Por isso, apesar do relativo interesse de muitos brasileiros pelo Budismo, a estratégia de sobrevivência do Budismo étnico consiste mais concretamente na atração dos descendentes das famílias nikkeis que já participam dos templos. Com isso, o papel dos templos contribui na preservação da influência japonesa na identidade étnica dos nikkeis, que pode sobreviver em pelo menos uma parcela dos descendentes. Algo que pode ser encontrado em muitos templos étnicos são as congregações de descendentes, determinadas pelas diferentes gerações e pela progressiva adaptação ao Brasil. Essas diferentes congregações de descendentes mantém contato entre si, não sendo paralelas no sentido de Numrich, mas mantendo atividades independentes. Elas podem ser observadas não só através de entrevistas, mas também na análise da programação e nos grupos de atividades existentes nos templos. Se a língua preferencialmente utilizada para a comunicação com a geração dos pioneiros e de muitos nisseis é o japonês, a maioria dos descendentes das mais novas gerações só entendem o português. Em alguns jornais de templos existem as duas línguas, com notícias diferentes para os diferentes tipos de audiência. Se para os mais velhos as artes tradicionais japonesas são enfatizadas e a história dos imigrantes e dos templos é um elemento importante[54], no caso dos jovens as atividades conjuntas se destinam mais a reuniões de grupo e manutenção de um espaço convivência nikkey através do escotismo, práticas esportivas ou reuniões de confraternização e karaokê para jovens.
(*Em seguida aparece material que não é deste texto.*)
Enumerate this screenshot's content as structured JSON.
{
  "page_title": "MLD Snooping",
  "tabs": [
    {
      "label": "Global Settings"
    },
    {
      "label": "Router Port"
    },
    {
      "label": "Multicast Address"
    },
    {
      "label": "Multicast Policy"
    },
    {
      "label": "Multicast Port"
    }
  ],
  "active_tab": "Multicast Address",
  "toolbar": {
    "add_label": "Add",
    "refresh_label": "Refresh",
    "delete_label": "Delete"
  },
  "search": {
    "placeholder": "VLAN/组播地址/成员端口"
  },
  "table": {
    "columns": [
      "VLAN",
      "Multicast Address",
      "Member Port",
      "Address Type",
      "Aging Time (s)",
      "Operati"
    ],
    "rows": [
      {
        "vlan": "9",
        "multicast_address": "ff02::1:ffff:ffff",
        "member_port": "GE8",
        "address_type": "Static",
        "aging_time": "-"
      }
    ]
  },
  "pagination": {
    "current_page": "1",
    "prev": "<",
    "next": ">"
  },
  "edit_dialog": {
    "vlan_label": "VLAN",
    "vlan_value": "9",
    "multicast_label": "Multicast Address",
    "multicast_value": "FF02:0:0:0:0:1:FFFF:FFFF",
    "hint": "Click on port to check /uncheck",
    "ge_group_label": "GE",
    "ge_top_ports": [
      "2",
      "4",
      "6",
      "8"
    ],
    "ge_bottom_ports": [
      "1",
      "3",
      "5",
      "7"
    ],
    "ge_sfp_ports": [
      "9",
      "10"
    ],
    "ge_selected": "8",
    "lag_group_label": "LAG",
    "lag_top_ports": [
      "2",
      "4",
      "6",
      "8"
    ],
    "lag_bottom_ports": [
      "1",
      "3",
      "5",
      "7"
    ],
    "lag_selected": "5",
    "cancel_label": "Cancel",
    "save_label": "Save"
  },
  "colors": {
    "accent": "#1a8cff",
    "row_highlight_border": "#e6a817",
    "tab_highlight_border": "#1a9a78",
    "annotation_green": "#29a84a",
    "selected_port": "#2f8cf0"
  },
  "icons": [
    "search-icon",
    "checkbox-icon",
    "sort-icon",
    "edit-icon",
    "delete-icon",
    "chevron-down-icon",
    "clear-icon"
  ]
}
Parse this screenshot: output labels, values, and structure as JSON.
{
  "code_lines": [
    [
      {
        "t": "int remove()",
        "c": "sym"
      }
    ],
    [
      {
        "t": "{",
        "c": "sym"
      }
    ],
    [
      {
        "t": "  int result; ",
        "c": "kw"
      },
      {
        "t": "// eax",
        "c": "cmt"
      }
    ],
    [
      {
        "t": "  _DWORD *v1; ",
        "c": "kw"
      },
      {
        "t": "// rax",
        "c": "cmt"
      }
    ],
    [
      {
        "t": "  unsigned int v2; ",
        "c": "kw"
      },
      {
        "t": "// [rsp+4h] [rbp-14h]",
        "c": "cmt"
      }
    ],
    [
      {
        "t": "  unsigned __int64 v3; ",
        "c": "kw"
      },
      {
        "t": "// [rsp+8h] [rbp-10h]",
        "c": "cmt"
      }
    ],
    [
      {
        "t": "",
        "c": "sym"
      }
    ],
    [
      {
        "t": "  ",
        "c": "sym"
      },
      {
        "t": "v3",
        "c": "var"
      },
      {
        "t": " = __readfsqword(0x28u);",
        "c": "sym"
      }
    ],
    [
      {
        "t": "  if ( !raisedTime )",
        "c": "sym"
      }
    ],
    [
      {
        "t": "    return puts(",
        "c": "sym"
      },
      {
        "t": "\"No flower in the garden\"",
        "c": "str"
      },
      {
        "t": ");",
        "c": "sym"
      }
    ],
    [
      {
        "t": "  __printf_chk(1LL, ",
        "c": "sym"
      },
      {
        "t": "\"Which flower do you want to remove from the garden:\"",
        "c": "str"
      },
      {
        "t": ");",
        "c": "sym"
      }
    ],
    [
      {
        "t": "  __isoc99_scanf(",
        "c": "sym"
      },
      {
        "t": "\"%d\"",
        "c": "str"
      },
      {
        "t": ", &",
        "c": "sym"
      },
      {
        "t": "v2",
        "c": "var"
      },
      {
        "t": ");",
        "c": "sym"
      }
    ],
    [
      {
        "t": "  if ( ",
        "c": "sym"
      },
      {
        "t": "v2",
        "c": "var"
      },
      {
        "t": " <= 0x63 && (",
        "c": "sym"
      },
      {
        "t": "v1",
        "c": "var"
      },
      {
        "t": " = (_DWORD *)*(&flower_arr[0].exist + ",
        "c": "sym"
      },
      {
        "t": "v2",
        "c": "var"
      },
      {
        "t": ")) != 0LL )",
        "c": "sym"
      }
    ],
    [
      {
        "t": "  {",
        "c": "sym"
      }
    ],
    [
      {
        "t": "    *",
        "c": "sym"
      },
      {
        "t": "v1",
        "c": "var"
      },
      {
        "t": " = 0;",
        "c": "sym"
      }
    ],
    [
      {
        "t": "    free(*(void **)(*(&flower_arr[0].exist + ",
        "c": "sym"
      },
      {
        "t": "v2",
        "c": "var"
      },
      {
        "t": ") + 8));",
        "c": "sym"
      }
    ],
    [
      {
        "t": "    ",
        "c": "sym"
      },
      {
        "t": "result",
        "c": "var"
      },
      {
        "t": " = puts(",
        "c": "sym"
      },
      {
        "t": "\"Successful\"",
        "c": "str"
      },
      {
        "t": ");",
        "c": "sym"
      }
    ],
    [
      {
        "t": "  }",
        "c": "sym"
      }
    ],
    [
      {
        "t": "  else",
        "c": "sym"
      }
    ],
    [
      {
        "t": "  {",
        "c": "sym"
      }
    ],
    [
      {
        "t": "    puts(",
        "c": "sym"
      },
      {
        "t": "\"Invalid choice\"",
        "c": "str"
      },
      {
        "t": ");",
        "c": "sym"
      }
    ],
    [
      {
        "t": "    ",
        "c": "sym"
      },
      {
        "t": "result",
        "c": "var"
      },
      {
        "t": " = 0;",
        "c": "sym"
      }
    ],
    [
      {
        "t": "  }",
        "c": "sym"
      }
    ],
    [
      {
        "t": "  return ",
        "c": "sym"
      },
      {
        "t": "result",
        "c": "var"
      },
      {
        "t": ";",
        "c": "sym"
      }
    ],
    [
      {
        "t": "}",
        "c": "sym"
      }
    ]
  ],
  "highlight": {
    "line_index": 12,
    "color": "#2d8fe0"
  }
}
Em ambas as congregações de descendentes os aspectos espirituais do Budismo são um elemento relativamente secundário e para os mais jovens o Budismo é freqüentemente retratado como uma religião somente para os mais velhos. Ainda que alguns dos descendentes possam até desenvolver ou ser atraídos para uma parcela mais contemplativa, principalmente aqueles que desenvolveram um interesse mais intelectualizado, a maior parte dos devotos se refere à prática religiosa como uma obrigação ou tradição familiar, muitas vezes como forma de se livrar de infortúnios que a falta do culto aos antepassados poderia trazer. Mesmo atualmente o Budismo nikkey é praticado como a sacralização de uma identidade étnica, através dos rituais de veneração aos ancestrais e da celebração do esforço dos imigrantes pioneiros, fornecendo para os de fora um espaço de preservação e divulgação da cultura japonesa. No entanto, enquanto uma identidade étnica dos nikkeis sobreviver, mesmo que se transforme, sempre haverá uma possibilidade de sobrevivência e de adaptação do Budismo étnico, ainda que as tendências são de que ele diminua sua estrutura e o número de adeptos com o passar das gerações[55].
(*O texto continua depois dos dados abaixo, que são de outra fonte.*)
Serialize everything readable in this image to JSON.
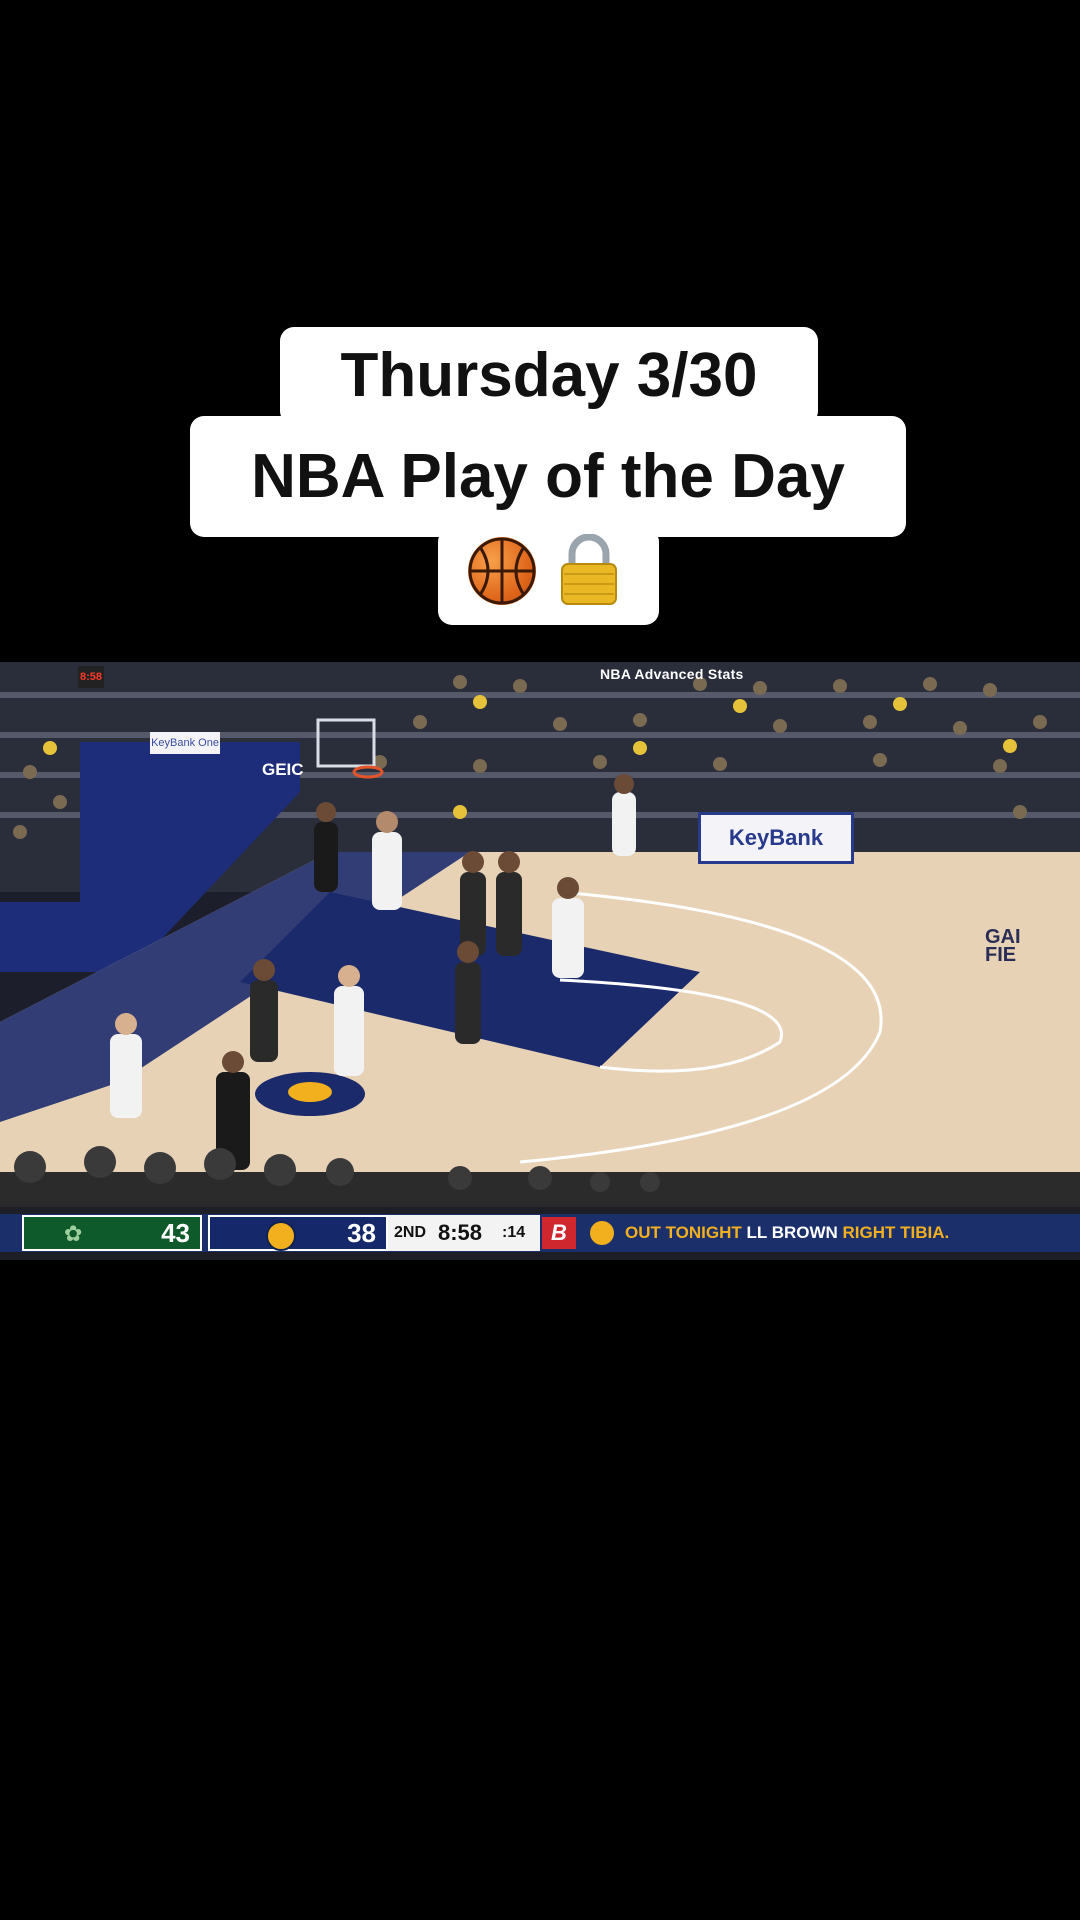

5. Pontos de Contato: Combinações na Religiosidade Nikkey

Em um análise de um processo histórico mais longo, é interessante observar que o Xintoísmo de Estado, que refletia a identidade étnica antes da Segunda Guerra, foi progressivamente sendo substituído pelo Catolicismo, que nessa época era considerado a religião que representava o Brasil. Em termos atuais, no caso dos nikkeis a múltipla filiação religiosa tem muitas vezes um papel integrador, no sentido de incorporar elementos da sociedade majoritária. No caso dos devotos, é comum a sobreposição de rituais budistas e de outras religiões, já que a participação em rituais budistas é muitas vezes entendida como um ritual da família, uma obrigação para impedir infortúnios ou uma manifestação de respeito. Dessa forma, uma continuidade das religiões étnicas também se dá na convivência simultânea com as religiões majoritárias na sociedade brasileira, algo que é difícil de avaliar e quantificar empiricamente. O fato da religiosidade japonesa, excetuando os novos movimentos religiosos, ser familiar e orientada a rituais e não a partir de crenças pessoais, possibilita um espaço de convivência múltipla no caso dos nikkeis, no qual diferentes religiões assumem diferentes papéis que podem ser entendidos entre o pólo de integração e etnicidade. Uma múltipla convivência religiosa é relatada em quase todos os templos étnicos no Brasil, ainda que uma importante exceção tenha que ser feita a alguns grupos derivados do Budismo de Nichiren.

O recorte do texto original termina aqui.